Les fabricans hollando-belges et divers industriels français ont répliqué avec énergie. S’il faut les écouter, les cacaos alcalinisés se digèrent mieux que les cacaos purs ; s’ils ne sont pas « solubles » au sens chimique du mot, ils s’émulsionnent mieux, au grand bonheur des cuisinières. Quant à la dose d’alcali supplémentaire introduite, elle ne peut pas plus nuire à la santé des plus actifs consommateurs de cacaos que le fait de manger un petit pain ou de boire une demi-bouteille de bordeaux, puisqu’il y a de la potasse dans le pain et le vin. Au contraire, l’alcalinisation permet d’expulser une forte proportion de matière grasse sans goût ni parfum et de concentrer davantage les principes nourrissans azotés.

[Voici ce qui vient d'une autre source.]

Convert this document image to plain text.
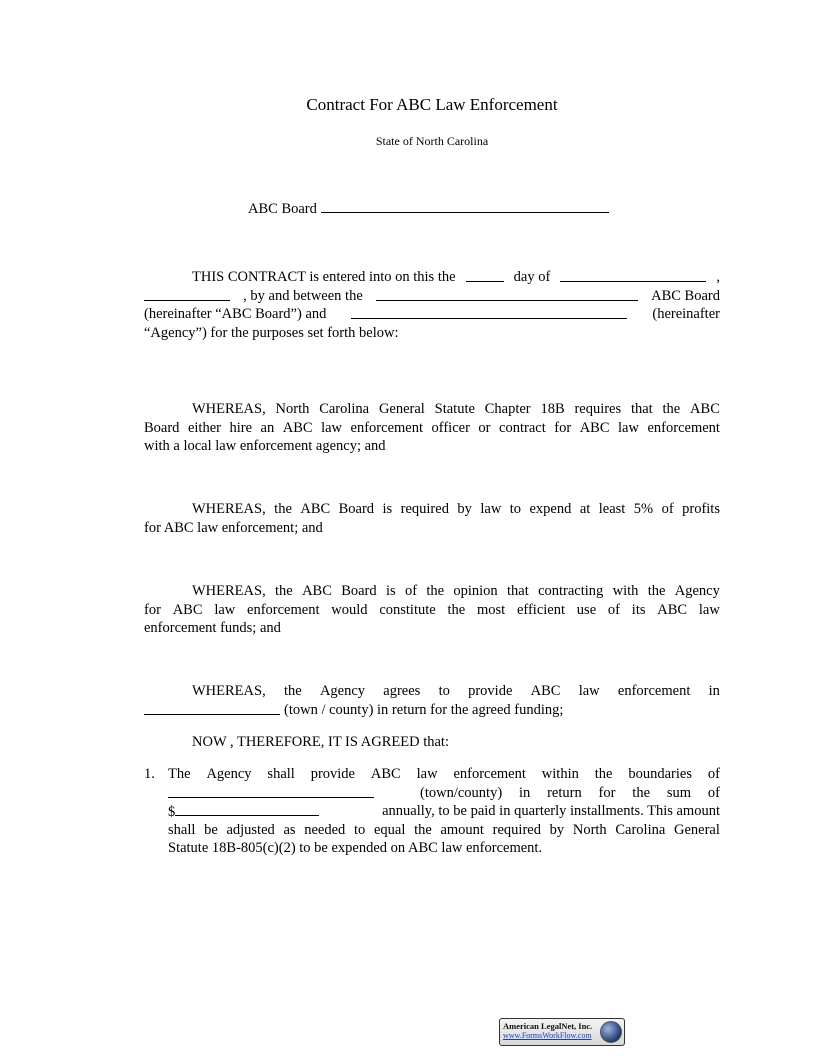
Contract For ABC Law Enforcement
State of North Carolina
ABC Board
THIS CONTRACT is entered into on this the	day of	,
, by and between the	ABC Board
(hereinafter “ABC Board”) and	(hereinafter
“Agency”) for the purposes set forth below:
WHEREAS, North Carolina General Statute Chapter 18B requires that the ABC
Board either hire an ABC law enforcement officer or contract for ABC law enforcement
with a local law enforcement agency; and
WHEREAS, the ABC Board is required by law to expend at least 5% of profits
for ABC law enforcement; and
WHEREAS, the ABC Board is of the opinion that contracting with the Agency
for ABC law enforcement would constitute the most efficient use of its ABC law
enforcement funds; and
WHEREAS, the Agency agrees to provide ABC law enforcement in
(town / county) in return for the agreed funding;
NOW , THEREFORE, IT IS AGREED that:
1. The Agency shall provide ABC law enforcement within the boundaries of
(town/county) in return for the sum of
$	annually, to be paid in quarterly installments. This amount
shall be adjusted as needed to equal the amount required by North Carolina General
Statute 18B-805(c)(2) to be expended on ABC law enforcement.
American LegalNet, Inc.
www.FormsWorkFlow.com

Mais alors, a répliqué M. Bordas, votre raisonnement rappelle celui du laitier qui écrème et mouille son lait par humanité, sous prétexte que les matières grasses sont lourdes à l’estomac ! Malgré le talent et l’énergie des prôneurs des cacaos étrangers, la majorité des hygiénistes de France s’est rangée à l’avis opposé, et, conformément aux décisions de la Commission supérieure ; d’hygiène, le gouvernement a déclaré que seuls les cacaos traités sans alcalis méritaient l’épithète de « purs. » Il est d’ailleurs permis de livrer des cacaos « solubilisés » au carbonate de potasse, pourvu que la proportion de cet ingrédient ne dépasse pas 5 gr. 75 pour 100 grammes de marchandise sèche et dégraissée. La dénomination « soluble, » qui risque de produire dans l’zprit de l’acheteur une fâcheuse confusion, est interdite. Encore faut-il que l’addition de potasse carbonatée reste inférieure au pouvoir nettement acide du cacao naturel que, dans aucun cas, on ne saurait transformer en produit alcalin.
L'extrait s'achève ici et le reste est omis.